LA DESINCRONIZZAZIONE DEI RITMI CIRCADIANI DELL’ORGANISMO IN CONDIZIONI DI CAMBIAMENTO DEL FUSO ORARIO DOVUTO A VIAGGI SU LUNGHE DISTANZE
L’attraversamento di più fusi orari produce una discrepanza tra i ritmi circadiani delle funzioni psicofisiologiche e la capacità di lavoro nei nuovi orari. Proprio questa discrepanza tra ritmo circadiano naturale e sincronizzatori esterni, provocata da voli su lunghi percorsi ( jet lag) rappresenta una delle cause principali di quello che può essere definito uno stress temporale successivo ad essi. I ritmi circadiani abituali non corrispondono a quelli del principale sincronizzatore esterno: la successione tra il giorno e la notte. Si produce cosi una desincronizzazione esterna. Successivamente ne avviene una interna, dovuta alla diversa inerzia adattativa delle singole funzioni dell’organismo, che provoca sindromi di insonnia e di disagio generale, diminuzione della capacità di lavoro quando si usano carichi di finalizzazione diversa e la diminuzione dei risultati.
Le ricerche di N.G. Cassil hanno dimostrato che se la differenza di fuso orario è di sette ore, il relativo adattamento al cambiamento avviene al sesto giorno. In questo caso, i parametri Più labili sono quelli dell’attività psichica e della capacità di lavoro. Per quanto riguarda i processi fisiologici, fisici e biochimici degli organi, delle cellule e delle strutture subcellulari che determinano la composizione del sangue e del liquido tessutale, invece il loro ritmo circadiano rimane a lungo a livello abituale e cambia dopo un periodo di tempo maggiore.
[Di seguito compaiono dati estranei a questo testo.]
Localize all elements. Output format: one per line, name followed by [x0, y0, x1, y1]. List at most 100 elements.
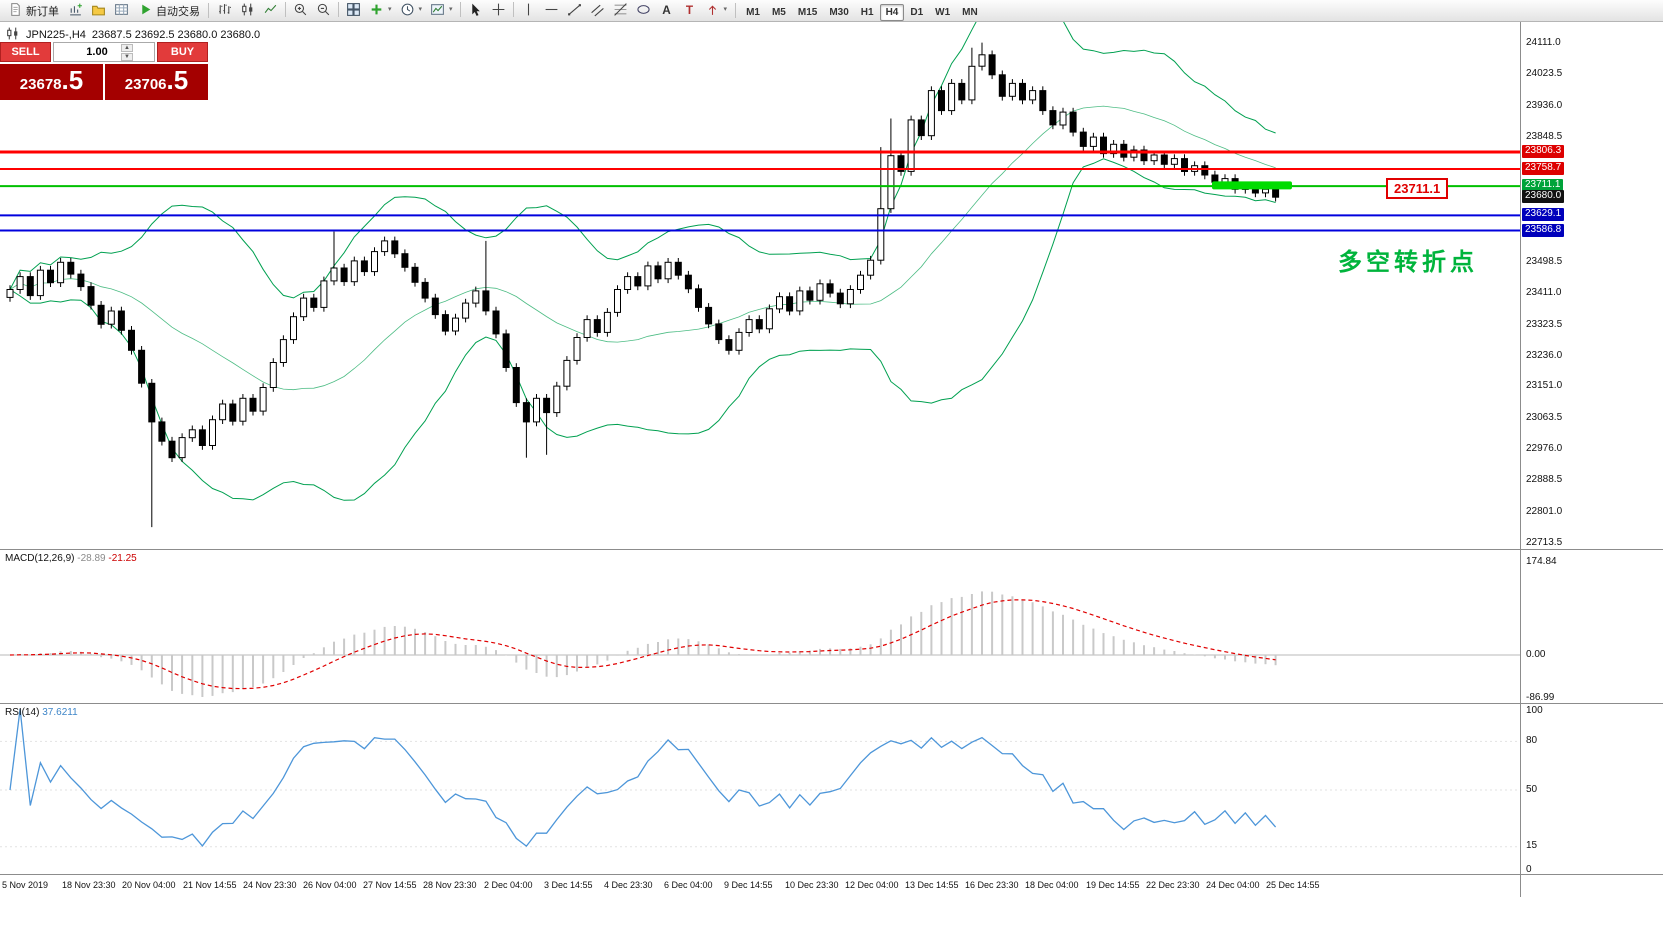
rsi-axis-80: 80: [1526, 735, 1538, 746]
chevron-down-icon: ▾: [418, 6, 423, 13]
crosshair-icon[interactable]: [487, 0, 510, 19]
bar-chart-icon[interactable]: [213, 0, 236, 19]
price-axis-label: 22888.5: [1526, 474, 1563, 485]
chart-quote: 23687.5 23692.5 23680.0 23680.0: [91, 29, 261, 41]
text-icon[interactable]: A: [655, 0, 678, 19]
new-chart-icon[interactable]: [64, 0, 87, 19]
rsi-axis: 100 80 50 15 0: [1520, 704, 1663, 875]
timeframe-D1-button[interactable]: D1: [910, 6, 924, 18]
time-axis-label: 19 Dec 14:55: [1086, 880, 1140, 890]
indicators-icon[interactable]: ▾: [365, 0, 396, 19]
price-axis: 24111.0 24023.5 23936.0 23848.5 23498.5 23411…: [1520, 22, 1663, 549]
price-callout: 23711.1: [1386, 178, 1449, 199]
toolbar-separator: [285, 1, 286, 17]
price-chart[interactable]: [0, 0, 1520, 555]
time-axis-label: 22 Dec 23:30: [1146, 880, 1200, 890]
time-axis-label: 9 Dec 14:55: [724, 880, 773, 890]
macd-label-row: MACD(12,26,9) -28.89 -21.25: [5, 553, 137, 564]
chart-symbol-icon: [5, 26, 20, 44]
zoom-out-icon[interactable]: [312, 0, 335, 19]
trendline-icon[interactable]: [563, 0, 586, 19]
macd-chart[interactable]: [0, 550, 1520, 709]
new-order-button[interactable]: 新订单: [4, 1, 63, 20]
fibonacci-icon[interactable]: [609, 0, 632, 19]
buy-price[interactable]: 23706.5: [105, 64, 208, 100]
price-axis-label: 22976.0: [1526, 443, 1563, 454]
macd-axis: 174.84 0.00 -86.99: [1520, 550, 1663, 703]
timeframe-H4-button[interactable]: H4: [879, 3, 905, 21]
channel-icon[interactable]: [586, 0, 609, 19]
price-axis-label: 24023.5: [1526, 68, 1563, 79]
sell-price[interactable]: 23678.5: [0, 64, 103, 100]
new-order-label: 新订单: [26, 5, 59, 18]
buy-button[interactable]: BUY: [157, 42, 208, 62]
arrows-icon[interactable]: ▾: [701, 0, 732, 19]
price-axis-label: 23151.0: [1526, 380, 1563, 391]
timeframe-H1-button[interactable]: H1: [860, 6, 874, 18]
horizontal-line-icon[interactable]: [540, 0, 563, 19]
time-axis-label: 24 Nov 23:30: [243, 880, 297, 890]
periods-icon[interactable]: ▾: [396, 0, 427, 19]
time-axis-label: 21 Nov 14:55: [183, 880, 237, 890]
time-axis-label: 4 Dec 23:30: [604, 880, 653, 890]
label-icon[interactable]: T: [678, 0, 701, 19]
tile-windows-icon[interactable]: [342, 0, 365, 19]
price-axis-label: 23936.0: [1526, 100, 1563, 111]
price-axis-label: 24111.0: [1526, 37, 1561, 48]
rsi-value: 37.6211: [42, 707, 78, 718]
price-tag: 23806.3: [1522, 145, 1565, 158]
price-tag: 23680.0: [1522, 190, 1565, 203]
volume-input[interactable]: [75, 45, 120, 59]
price-axis-label: 23063.5: [1526, 412, 1563, 423]
data-window-icon[interactable]: [110, 0, 133, 19]
time-axis[interactable]: 5 Nov 2019 18 Nov 23:30 20 Nov 04:00 21 Nov…: [0, 875, 1663, 897]
vertical-line-icon[interactable]: [517, 0, 540, 19]
volume-decrease-button[interactable]: ▼: [121, 52, 133, 61]
chevron-down-icon: ▾: [449, 6, 453, 13]
main-chart-panel: JPN225-,H4 23687.5 23692.5 23680.0 23680…: [0, 0, 1663, 550]
time-axis-label: 26 Nov 04:00: [303, 880, 357, 890]
timeframe-M5-button[interactable]: M5: [771, 6, 786, 18]
price-tag: 23711.1: [1522, 179, 1564, 192]
candlestick-chart-icon[interactable]: [236, 0, 259, 19]
one-click-trading-panel: SELL ▲ ▼ BUY 23678.5 23706.5: [0, 42, 208, 100]
toolbar: 新订单 自动交易 ▾ ▾ ▾ A T ▾ M1 M5 M15 M30 H1 H4 D1 W1 MN: [0, 0, 1663, 22]
profiles-icon[interactable]: [87, 0, 110, 19]
rsi-chart[interactable]: [0, 704, 1520, 880]
chevron-down-icon: ▾: [388, 6, 392, 13]
shapes-icon[interactable]: [632, 0, 655, 19]
price-axis-label: 23236.0: [1526, 350, 1563, 361]
sell-price-main: 23678: [19, 76, 62, 93]
cursor-icon[interactable]: [464, 0, 487, 19]
line-chart-icon[interactable]: [259, 0, 282, 19]
svg-text:A: A: [662, 3, 671, 16]
timeframe-M1-button[interactable]: M1: [746, 6, 760, 18]
volume-increase-button[interactable]: ▲: [121, 43, 133, 52]
sell-button[interactable]: SELL: [0, 42, 51, 62]
macd-axis-zero: 0.00: [1526, 649, 1546, 660]
price-tag: 23758.7: [1522, 162, 1565, 175]
time-axis-label: 20 Nov 04:00: [122, 880, 176, 890]
chevron-down-icon: ▾: [723, 6, 728, 13]
time-axis-label: 18 Nov 23:30: [62, 880, 116, 890]
time-axis-label: 24 Dec 04:00: [1206, 880, 1260, 890]
rsi-label-row: RSI(14) 37.6211: [5, 707, 78, 718]
new-order-icon: [8, 2, 23, 20]
toolbar-separator: [208, 3, 209, 18]
time-axis-corner: [1520, 875, 1663, 897]
macd-main-value: -28.89: [77, 553, 106, 564]
timeframe-M30-button[interactable]: M30: [829, 6, 849, 18]
time-axis-label: 13 Dec 14:55: [905, 880, 959, 890]
timeframe-M15-button[interactable]: M15: [797, 6, 818, 18]
auto-trading-button[interactable]: 自动交易: [134, 1, 204, 20]
rsi-axis-0: 0: [1526, 864, 1532, 875]
zoom-in-icon[interactable]: [289, 0, 312, 19]
templates-icon[interactable]: ▾: [426, 0, 457, 19]
time-axis-label: 18 Dec 04:00: [1025, 880, 1079, 890]
rsi-axis-15: 15: [1526, 840, 1538, 851]
buy-price-frac: .5: [166, 65, 189, 95]
window-bottom-space: [0, 897, 1663, 947]
timeframe-MN-button[interactable]: MN: [962, 6, 978, 18]
rsi-axis-50: 50: [1526, 784, 1538, 795]
timeframe-W1-button[interactable]: W1: [935, 6, 951, 18]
Risultati analoghi sono stati ottenuti da altri specialisti. Un cambiamento del fuso orario di sei –sette ore porta a una desincronizzazione notevole dei ritmi circadiani delle capacita motorie delle reazioni fisiologiche e psicologiche. L’adattamento alle condizioni del nuovo fuso orario richiede un periodo abbastanza lungo. Si deve tener conto anche della diversa velocità delle reazioni adattative dei vari parametri determinata anche dalle particolarità individuali dell’atleta, che può variare da due a diciotto giorni.